Monday, August 30, 2004

Bush's House of Cards

Bush's House of Cards by Dean Baker
Dean Baker is the co-director of the Center for Economic and Policy Research.

"The red-hot housing market has forced up home prices nationwide by 35 percent after adjusting for inflation. There is no precedent for this sort of increase in home prices. Historically, home prices have moved at roughly the same pace as the overall rate of inflation. While the bubble has not affected every housing market--in large parts of the country home prices have remained pretty much even with inflation--in the bubble areas, primarily on the two coasts, home prices have exceeded the overall rate of inflation by 60 percentage points or more.

The housing enthusiasts, led by Alan Greenspan, insist that the run-up is not a bubble, but rather reflects fundamental factors in the demand for housing. They cite several factors that could explain the price surge: a limited supply of urban land, immigration increasing the demand for housing, environmental restrictions on building, and rising family income leading to increased demand for housing.

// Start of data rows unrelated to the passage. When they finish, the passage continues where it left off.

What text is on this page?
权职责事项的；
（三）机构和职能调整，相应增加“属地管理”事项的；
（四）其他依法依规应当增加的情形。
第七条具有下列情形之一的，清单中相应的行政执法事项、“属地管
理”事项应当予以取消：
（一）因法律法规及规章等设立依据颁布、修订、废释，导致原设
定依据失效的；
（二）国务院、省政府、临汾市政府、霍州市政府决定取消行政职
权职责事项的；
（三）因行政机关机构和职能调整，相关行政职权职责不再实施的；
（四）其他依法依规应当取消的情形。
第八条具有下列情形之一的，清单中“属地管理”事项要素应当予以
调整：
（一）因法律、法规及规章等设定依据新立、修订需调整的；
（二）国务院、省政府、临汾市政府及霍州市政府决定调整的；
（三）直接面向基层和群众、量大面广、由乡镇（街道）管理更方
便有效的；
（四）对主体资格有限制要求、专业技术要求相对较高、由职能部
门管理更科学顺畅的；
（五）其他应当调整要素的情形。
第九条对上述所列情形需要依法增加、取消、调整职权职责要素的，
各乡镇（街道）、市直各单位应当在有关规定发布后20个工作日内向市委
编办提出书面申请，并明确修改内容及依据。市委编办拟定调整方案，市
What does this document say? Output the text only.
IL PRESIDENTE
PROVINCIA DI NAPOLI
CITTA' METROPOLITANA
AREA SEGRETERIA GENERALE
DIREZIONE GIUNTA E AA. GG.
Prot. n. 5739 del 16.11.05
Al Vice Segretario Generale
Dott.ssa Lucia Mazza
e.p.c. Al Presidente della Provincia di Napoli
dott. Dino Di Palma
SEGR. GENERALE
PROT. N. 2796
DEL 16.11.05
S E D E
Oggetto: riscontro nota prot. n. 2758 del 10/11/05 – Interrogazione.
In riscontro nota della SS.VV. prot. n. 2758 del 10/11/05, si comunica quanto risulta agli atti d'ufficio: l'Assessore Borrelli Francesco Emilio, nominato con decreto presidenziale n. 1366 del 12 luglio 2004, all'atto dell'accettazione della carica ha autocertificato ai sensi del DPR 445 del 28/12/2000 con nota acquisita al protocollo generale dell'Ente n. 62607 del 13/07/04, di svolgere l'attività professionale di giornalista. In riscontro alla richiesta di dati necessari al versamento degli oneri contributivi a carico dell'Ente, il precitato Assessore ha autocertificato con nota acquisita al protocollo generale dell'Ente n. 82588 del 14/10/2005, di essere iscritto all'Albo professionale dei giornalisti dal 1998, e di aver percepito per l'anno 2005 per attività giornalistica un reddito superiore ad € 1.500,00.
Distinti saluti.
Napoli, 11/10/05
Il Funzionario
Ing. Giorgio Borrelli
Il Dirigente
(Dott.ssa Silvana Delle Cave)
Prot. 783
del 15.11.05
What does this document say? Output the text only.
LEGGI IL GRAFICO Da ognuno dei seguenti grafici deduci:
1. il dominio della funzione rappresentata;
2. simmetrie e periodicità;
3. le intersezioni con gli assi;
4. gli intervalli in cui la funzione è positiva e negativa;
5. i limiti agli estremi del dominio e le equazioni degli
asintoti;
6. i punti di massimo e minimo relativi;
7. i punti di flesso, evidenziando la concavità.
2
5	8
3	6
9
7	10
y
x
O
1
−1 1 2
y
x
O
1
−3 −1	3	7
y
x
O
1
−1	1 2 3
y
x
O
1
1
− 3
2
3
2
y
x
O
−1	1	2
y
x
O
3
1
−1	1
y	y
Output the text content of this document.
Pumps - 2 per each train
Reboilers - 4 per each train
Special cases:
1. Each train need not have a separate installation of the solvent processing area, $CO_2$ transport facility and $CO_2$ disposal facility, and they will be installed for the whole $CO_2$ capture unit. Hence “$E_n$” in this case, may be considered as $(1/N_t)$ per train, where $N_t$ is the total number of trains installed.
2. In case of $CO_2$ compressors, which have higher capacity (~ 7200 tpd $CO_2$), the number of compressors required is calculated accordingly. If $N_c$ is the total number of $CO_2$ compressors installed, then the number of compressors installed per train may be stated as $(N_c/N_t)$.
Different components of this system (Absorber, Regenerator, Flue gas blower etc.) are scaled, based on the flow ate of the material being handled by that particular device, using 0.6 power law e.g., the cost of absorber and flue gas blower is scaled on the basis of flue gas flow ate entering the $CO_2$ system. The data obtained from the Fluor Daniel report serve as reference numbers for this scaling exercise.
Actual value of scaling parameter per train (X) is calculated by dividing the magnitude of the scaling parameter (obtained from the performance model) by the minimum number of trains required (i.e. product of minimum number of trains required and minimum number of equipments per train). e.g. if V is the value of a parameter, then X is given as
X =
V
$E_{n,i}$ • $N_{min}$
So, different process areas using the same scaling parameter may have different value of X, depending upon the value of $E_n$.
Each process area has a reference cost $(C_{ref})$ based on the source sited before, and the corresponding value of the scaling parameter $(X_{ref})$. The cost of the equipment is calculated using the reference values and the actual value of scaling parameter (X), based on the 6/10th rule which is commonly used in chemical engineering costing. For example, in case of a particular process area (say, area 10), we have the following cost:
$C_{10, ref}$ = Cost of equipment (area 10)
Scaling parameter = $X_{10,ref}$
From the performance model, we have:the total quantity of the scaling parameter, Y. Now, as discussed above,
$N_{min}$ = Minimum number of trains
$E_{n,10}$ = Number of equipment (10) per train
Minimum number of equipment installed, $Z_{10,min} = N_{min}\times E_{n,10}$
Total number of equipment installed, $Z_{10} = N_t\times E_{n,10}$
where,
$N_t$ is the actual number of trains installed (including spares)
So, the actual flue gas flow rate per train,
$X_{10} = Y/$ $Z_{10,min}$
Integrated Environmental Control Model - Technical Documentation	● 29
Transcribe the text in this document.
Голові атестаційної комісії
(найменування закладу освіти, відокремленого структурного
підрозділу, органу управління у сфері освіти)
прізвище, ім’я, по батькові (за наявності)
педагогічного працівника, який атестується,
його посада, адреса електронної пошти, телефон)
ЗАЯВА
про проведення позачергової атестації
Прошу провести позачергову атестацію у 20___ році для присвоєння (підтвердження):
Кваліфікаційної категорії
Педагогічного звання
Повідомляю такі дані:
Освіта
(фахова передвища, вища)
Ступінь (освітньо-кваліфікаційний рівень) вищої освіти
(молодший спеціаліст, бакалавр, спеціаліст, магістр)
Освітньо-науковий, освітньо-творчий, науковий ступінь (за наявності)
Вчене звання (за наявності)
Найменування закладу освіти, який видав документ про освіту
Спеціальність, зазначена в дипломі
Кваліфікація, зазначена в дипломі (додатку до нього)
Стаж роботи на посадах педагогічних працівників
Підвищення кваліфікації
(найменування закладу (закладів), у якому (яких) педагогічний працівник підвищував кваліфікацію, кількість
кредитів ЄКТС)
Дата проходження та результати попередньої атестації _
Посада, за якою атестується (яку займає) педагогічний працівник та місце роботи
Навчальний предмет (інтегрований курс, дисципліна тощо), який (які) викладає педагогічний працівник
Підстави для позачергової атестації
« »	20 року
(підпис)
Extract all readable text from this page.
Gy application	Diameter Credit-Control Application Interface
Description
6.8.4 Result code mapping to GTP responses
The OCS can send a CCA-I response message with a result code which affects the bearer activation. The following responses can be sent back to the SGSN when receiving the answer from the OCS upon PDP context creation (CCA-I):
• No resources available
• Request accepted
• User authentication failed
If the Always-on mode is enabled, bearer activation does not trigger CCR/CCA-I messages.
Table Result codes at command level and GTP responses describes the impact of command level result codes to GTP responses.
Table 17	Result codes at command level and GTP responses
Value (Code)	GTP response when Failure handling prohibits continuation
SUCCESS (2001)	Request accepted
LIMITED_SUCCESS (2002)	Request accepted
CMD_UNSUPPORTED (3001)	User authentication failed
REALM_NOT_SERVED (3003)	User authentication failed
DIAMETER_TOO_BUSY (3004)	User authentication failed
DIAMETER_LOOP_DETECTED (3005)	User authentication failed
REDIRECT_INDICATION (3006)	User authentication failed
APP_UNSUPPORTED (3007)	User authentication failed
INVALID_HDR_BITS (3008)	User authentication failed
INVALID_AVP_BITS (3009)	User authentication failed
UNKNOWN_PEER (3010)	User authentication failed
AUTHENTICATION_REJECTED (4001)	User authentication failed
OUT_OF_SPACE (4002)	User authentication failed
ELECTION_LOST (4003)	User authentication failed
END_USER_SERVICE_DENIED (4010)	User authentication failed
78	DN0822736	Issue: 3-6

A quick examination shows that none of these explanations holds water. Land is always in limited supply; that fact never led to such a widespread run-up in home prices in the past. Immigration didn't just begin in the late nineties. Also, most recent immigrants are low-wage workers. They are not in the market for the $500,000 homes that middle-class families now occupy in bubble-inflated markets. Furthermore, the demographic impact of recent immigration rates pales compared to the impact of baby boomers first forming their first households in the late seventies and eighties. And that did not lead to a comparable boom in home prices."